Après 20 bonnes minutes d'attentes, les gardes revinrent me voir.
- Vous aviez raison, me dit-il c'est bien l'espion cyrodilien qu'on recherchait. J'imagine que vous aimerez toucher la prime.
- servir les intérêt de Faillaise est un bien assez grand honneur pour moi, je vous laisse la prime. Je réfléchissait à m'installer ici mais j'avais deux trois problèmes concernant des rumeurs que j'est attendu, ici et là, concernant la guilde des voleurs et même une tentative d'assassinat d'un confrère marchand. Vous vous rendez compte ! Franchement, vous qui êtes garde de cette ville, pouvez vous me dire si je peux m'y installer en toute sérénité ? Tandis que j'évoquais la tentative d'assassinat du Dunmer, je vis le visage du garde se refermer et se crisper, signe qu'il allait mentir et que ça ne lui plaisait pas.
- Vous savez, à Faillaise certains conflits commerciales peuvent prendre des ampleurs assez... impressionnantes. Nous les gardes nous faisons de notre mieux pour surveiller la ville, mais on ne peut pas être partout et empêcher toute les dérives malsaines qui peuvent se produire. Donc je dirais que Faillaise est aussi protéger que toute autre ville de Bordeciel ayant le même effectif militaire. Le risque zéro n'existe pas. Quand à la guilde des voleurs, tout est sous contrôle, vous devriez avoir peu de problème avec eux.
tout de même, attaquer au plein coeur du quartier riche, c'est quand même fort, mais votre franchise fait chaud au coeur. C'est un plaisir de savoir que ce qui garde l'ordre de la ville sont bienveillants. Au revoir messieurs, et passer une bonne journée
En sortant de la caserne, un profond sentiment de frustration émergea, ces gardes ne lâcheront jamais rien, il faut que je passe à la manière forte. Il a été dit qu'un chariot de skooma c'était renversé, sans doute un partie de la livraison est encore sur place si je me dépêche. Un garde accros au skooma est généralement très bavard. Je sortis du bar, bien décidé à lui faire cracher tout ce qu'il savait, et éventuellement, m'offrir une petite bouteille pour moi .
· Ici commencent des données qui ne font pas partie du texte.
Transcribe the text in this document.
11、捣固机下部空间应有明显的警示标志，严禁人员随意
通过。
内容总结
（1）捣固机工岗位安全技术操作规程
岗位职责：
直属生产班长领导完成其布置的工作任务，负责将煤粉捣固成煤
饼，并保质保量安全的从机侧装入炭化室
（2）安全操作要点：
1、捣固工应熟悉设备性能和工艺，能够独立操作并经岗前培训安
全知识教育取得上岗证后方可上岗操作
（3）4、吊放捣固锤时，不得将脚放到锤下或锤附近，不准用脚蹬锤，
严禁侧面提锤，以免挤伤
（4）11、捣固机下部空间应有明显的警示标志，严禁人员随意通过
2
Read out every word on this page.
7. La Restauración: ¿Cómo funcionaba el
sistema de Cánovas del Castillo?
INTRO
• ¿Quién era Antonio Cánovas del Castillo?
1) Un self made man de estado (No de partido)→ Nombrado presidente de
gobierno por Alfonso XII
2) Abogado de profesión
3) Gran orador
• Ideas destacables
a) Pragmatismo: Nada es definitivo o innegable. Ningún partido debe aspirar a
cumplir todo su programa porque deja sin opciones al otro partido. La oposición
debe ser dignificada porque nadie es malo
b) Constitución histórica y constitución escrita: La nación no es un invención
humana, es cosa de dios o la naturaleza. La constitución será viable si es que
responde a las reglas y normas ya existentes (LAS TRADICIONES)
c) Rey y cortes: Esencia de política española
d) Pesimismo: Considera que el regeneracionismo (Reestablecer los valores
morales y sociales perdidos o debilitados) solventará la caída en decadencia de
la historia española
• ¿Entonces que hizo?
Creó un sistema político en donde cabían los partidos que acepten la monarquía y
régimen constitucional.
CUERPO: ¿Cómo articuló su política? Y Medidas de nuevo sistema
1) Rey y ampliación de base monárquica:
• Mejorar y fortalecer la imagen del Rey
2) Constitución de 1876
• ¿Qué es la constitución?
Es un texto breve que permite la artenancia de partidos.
Ok Merci Denymore ;) Du coup je vais pas lire tout, mais je vais au moins lire ce qui a été dit aujourd'hui et hier.
Donc, alors que j,explore Failliaise en attendant la rencontre, je vois une cargaison de Skooma renversée, et un argonien qui la fouille, l'air d'un voleur. Je m'approche et il retourne vivement la tête, m'entendant approcher. Il se met face à moi, me menaçant de son ridicule couteau de fer.
<<Qui êtes-vous? lui demandai-je d'un ton autoritaire, la figure sérieuse. Et que faites vous ici? Cela m'a tout l'air de l'endroit d'un crime. Serais-ce vous que l'avez commis? Ou n'êtes-vous qu'un vautour qui ramasse la charogne?